Ruth Ehrke of Minden left two small boys. She overdosed on heroin and had an altercation that resulted in her death.

“I tell my students it starts with a choice, but soon our choice is taken away from us,” Chesek said.

The cycle of addiction basically hijacks the brain, noted Chesek. It starts with dopamine dump that excites the brain. Shopping, gambling and binge intoxication are just some of the results of an opioid high, she said. This is focused in areas the basal ganglia in the brain.

What follows is a crash or negative affect withdrawal.

“Coupled with anxiety we need something to make us feel good, and this is found in the extended amygdala,” she said.

This leads to the preoccupation or anticipation stage, which is found in the brain’s prefrontal cortex. This portion of the brain acts as the general, exercising executive function, Chesek said.

“People caught in this cycle are fighting their own brain. In the addiction cycle it is like people are always hungry,” she said.

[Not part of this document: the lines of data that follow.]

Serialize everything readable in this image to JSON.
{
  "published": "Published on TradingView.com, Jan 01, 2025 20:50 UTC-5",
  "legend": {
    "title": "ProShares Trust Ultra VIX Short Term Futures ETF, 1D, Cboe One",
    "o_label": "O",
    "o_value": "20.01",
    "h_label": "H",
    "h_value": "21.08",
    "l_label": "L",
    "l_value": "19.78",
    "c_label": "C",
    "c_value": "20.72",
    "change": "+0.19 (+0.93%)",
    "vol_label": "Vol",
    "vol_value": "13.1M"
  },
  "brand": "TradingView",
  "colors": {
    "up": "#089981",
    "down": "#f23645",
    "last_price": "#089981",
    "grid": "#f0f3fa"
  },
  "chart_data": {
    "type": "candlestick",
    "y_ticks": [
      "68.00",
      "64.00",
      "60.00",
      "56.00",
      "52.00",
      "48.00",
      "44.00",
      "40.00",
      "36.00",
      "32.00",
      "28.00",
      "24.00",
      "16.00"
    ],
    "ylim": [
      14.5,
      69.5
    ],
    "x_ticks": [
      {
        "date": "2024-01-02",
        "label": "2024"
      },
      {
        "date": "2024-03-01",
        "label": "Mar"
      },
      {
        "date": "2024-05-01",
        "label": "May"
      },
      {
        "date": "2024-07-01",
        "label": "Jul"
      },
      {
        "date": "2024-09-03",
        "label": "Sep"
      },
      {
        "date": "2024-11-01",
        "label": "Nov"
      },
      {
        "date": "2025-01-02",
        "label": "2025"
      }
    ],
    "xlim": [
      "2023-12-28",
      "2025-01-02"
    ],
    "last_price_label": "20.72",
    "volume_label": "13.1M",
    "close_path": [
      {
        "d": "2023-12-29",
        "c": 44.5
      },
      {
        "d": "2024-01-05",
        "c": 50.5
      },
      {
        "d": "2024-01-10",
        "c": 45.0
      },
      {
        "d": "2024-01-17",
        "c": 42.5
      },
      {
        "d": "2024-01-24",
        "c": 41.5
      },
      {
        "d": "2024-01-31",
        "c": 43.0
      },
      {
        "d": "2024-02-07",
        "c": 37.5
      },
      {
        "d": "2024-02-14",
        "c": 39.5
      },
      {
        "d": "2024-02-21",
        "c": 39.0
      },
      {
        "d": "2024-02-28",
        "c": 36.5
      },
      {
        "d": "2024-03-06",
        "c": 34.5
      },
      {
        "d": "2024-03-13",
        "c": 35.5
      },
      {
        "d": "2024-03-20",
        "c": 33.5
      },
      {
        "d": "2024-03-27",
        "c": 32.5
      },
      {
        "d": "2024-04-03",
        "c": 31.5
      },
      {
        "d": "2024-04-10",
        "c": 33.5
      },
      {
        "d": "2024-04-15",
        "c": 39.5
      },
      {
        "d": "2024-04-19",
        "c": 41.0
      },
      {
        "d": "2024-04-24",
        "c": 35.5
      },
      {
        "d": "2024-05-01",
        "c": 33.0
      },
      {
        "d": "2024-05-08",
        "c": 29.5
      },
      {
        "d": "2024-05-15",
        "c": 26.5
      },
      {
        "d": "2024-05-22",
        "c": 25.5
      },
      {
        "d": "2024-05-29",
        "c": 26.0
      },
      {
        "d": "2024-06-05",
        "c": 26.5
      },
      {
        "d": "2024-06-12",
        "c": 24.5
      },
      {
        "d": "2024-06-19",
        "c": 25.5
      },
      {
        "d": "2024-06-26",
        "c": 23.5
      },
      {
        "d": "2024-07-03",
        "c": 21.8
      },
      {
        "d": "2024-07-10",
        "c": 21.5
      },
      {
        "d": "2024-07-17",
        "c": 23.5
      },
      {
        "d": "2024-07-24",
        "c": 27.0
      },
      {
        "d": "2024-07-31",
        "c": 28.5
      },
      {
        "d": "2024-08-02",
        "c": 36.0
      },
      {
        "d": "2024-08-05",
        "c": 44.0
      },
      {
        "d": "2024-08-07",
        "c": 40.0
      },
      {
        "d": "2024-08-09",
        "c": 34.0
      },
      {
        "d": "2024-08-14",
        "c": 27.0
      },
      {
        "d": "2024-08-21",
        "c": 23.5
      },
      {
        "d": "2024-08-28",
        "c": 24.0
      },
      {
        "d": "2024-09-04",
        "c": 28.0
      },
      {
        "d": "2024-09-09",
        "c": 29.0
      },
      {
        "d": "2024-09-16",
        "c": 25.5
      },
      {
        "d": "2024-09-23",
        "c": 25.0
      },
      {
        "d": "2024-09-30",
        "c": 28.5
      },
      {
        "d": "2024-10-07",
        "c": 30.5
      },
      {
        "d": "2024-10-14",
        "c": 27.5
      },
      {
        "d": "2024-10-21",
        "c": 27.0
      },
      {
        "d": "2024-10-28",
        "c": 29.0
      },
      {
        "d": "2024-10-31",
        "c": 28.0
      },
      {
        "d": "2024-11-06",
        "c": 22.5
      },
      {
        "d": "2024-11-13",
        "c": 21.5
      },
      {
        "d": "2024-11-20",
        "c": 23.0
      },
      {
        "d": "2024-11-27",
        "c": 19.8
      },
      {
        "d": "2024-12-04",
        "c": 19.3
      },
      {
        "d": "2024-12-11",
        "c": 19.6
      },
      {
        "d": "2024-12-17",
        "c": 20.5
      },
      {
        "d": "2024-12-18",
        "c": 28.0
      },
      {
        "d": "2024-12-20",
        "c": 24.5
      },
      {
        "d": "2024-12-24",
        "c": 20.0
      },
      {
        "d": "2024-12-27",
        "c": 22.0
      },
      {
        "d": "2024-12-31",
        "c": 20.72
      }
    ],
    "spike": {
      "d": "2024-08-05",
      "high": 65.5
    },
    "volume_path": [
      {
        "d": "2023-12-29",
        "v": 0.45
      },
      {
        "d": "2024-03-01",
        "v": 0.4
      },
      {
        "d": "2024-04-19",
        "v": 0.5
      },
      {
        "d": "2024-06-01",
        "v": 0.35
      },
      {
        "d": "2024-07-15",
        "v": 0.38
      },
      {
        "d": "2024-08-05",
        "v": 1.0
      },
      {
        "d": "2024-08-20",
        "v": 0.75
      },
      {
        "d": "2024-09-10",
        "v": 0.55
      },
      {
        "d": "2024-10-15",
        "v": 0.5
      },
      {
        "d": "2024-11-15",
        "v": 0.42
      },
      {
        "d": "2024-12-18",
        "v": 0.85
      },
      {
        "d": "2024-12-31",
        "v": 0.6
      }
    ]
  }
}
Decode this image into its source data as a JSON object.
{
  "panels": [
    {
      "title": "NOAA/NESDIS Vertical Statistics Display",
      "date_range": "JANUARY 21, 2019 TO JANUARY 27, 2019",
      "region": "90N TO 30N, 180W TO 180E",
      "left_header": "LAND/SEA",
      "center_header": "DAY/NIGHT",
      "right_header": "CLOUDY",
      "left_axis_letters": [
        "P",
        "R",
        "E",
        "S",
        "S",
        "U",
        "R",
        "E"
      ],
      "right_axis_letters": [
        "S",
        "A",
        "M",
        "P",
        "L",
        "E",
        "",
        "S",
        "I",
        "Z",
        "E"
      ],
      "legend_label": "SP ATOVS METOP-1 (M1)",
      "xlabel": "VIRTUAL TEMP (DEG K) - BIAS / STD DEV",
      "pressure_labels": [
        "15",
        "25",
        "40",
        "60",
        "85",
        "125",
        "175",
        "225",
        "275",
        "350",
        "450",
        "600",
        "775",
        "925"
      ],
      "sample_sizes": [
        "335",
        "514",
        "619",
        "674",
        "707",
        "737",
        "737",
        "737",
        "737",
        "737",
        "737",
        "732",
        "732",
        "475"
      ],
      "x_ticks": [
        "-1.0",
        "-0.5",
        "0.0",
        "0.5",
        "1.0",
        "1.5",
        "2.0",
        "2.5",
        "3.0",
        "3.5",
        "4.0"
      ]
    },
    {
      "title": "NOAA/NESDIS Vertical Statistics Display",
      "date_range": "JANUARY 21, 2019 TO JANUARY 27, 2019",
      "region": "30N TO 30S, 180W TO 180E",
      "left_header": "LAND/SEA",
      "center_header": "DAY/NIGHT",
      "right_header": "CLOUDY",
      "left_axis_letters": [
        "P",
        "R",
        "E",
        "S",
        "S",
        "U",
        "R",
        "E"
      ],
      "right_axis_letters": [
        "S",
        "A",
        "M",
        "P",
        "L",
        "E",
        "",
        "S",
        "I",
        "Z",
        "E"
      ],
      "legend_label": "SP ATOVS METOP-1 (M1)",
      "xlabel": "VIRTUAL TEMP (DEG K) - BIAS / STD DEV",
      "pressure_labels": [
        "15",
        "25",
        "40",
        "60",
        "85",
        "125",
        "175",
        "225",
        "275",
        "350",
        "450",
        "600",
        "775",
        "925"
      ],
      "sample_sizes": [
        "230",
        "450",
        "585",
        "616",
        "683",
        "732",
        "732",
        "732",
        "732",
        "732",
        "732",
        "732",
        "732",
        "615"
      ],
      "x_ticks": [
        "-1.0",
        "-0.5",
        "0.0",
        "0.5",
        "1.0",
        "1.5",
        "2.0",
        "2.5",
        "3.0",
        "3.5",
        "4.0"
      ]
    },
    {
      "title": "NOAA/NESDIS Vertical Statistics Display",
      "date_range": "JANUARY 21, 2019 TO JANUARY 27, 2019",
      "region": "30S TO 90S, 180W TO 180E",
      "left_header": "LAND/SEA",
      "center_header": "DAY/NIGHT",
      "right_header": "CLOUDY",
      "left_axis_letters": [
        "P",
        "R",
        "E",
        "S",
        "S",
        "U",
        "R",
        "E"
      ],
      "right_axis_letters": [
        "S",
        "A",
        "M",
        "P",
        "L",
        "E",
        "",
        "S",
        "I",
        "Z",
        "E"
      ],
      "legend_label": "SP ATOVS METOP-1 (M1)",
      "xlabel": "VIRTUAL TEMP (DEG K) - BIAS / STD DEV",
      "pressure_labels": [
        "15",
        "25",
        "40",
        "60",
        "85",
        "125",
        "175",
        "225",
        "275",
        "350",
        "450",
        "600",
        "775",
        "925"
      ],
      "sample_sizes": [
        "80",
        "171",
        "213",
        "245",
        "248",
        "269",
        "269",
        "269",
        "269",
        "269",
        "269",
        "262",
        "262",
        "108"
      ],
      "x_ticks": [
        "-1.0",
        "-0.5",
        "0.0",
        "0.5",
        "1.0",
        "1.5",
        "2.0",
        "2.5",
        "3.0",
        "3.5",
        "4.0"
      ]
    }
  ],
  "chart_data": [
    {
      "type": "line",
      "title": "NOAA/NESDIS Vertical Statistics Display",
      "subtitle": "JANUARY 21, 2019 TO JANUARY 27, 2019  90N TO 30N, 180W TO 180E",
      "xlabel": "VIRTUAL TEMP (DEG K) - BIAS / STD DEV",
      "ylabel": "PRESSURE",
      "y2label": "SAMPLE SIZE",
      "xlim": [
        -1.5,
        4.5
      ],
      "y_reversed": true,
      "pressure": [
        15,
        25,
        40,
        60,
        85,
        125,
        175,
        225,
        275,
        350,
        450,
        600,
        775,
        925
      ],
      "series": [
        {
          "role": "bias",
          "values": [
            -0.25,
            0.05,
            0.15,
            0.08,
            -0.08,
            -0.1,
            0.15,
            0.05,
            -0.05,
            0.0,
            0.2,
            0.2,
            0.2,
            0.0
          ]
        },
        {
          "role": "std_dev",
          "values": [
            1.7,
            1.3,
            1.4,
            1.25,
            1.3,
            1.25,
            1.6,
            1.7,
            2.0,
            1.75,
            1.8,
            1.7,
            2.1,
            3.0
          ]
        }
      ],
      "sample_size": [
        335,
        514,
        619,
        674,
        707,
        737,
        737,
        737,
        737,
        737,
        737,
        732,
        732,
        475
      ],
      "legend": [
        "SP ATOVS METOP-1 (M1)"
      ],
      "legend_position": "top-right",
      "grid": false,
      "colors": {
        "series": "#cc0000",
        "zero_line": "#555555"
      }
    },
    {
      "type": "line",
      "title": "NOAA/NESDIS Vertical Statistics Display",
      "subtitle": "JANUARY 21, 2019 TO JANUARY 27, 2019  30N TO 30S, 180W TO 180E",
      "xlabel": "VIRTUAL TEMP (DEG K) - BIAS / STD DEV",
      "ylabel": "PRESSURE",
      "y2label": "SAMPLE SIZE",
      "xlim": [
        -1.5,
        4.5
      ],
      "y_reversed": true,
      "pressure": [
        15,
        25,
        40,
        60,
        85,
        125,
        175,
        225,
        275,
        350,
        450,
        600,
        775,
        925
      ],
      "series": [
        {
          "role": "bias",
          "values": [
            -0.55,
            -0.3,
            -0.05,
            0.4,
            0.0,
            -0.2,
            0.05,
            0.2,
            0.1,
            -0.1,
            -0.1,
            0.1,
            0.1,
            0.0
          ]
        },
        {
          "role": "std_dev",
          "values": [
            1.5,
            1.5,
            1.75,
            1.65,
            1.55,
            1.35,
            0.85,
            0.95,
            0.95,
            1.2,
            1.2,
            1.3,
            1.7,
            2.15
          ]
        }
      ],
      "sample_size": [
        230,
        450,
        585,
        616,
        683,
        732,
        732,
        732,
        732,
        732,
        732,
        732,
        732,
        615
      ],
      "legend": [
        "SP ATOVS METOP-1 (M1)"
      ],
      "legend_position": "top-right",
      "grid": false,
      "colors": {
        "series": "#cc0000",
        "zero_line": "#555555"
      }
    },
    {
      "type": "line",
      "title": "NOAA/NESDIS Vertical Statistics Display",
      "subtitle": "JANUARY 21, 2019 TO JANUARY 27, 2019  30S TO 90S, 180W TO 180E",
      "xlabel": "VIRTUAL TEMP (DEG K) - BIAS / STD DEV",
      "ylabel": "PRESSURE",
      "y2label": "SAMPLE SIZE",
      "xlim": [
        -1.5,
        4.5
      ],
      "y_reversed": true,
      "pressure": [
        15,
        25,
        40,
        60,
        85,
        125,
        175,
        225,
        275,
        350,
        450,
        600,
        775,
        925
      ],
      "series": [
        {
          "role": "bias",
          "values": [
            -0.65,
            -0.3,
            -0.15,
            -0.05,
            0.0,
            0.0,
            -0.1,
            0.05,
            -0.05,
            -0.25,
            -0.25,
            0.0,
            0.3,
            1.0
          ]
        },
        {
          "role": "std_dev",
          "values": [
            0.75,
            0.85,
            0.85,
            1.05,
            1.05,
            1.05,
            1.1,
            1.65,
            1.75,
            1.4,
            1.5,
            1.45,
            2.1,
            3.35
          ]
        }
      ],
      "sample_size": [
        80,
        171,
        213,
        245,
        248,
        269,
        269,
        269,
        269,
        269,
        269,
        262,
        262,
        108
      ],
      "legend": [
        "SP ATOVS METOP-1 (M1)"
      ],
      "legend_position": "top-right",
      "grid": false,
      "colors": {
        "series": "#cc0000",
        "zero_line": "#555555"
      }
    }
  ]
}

The journey back isn’t easy, noted the speaker. Opioid use disorders treatment uses a combination of medication assisted treatment (MAT) and therapy. Some of the drugs used in MAT include methadone, buprenorphine, Naltrexone and Suboxone.

Options for psychosocial or behavioral treatment include outpatient or residential treatment. Family therapy and group counseling are also important as patients seek a new normal. Some benefit from 12-step facilitated therapy, others from cognitive behavioral therapy, contingency management or psychoeducation.

There are a number of intervention and treatment efforts underway to combat the dramatic rise in opioid misuse, noted Chesek. There are “take back” days, where local pharmacies or organizations collect unused opioids. There are also social campaigns and psychosocial education opportunities.

Prescription drug monitoring programs are also helping to tighten up the prescription rate. Above all, Chesek advises: “Educate yourself and when possible lock it up.”

While treatment options exist the biggest challenge is finding it locally. In rural areas it’s typical that only one in three people can get treatment for substance abuse.

“That’s what we’re looking at when dealing with substance abuse disorders,” Chesek said. “There are all types of programs for diabetics and those with heart disease. No other disease would be this ignored.”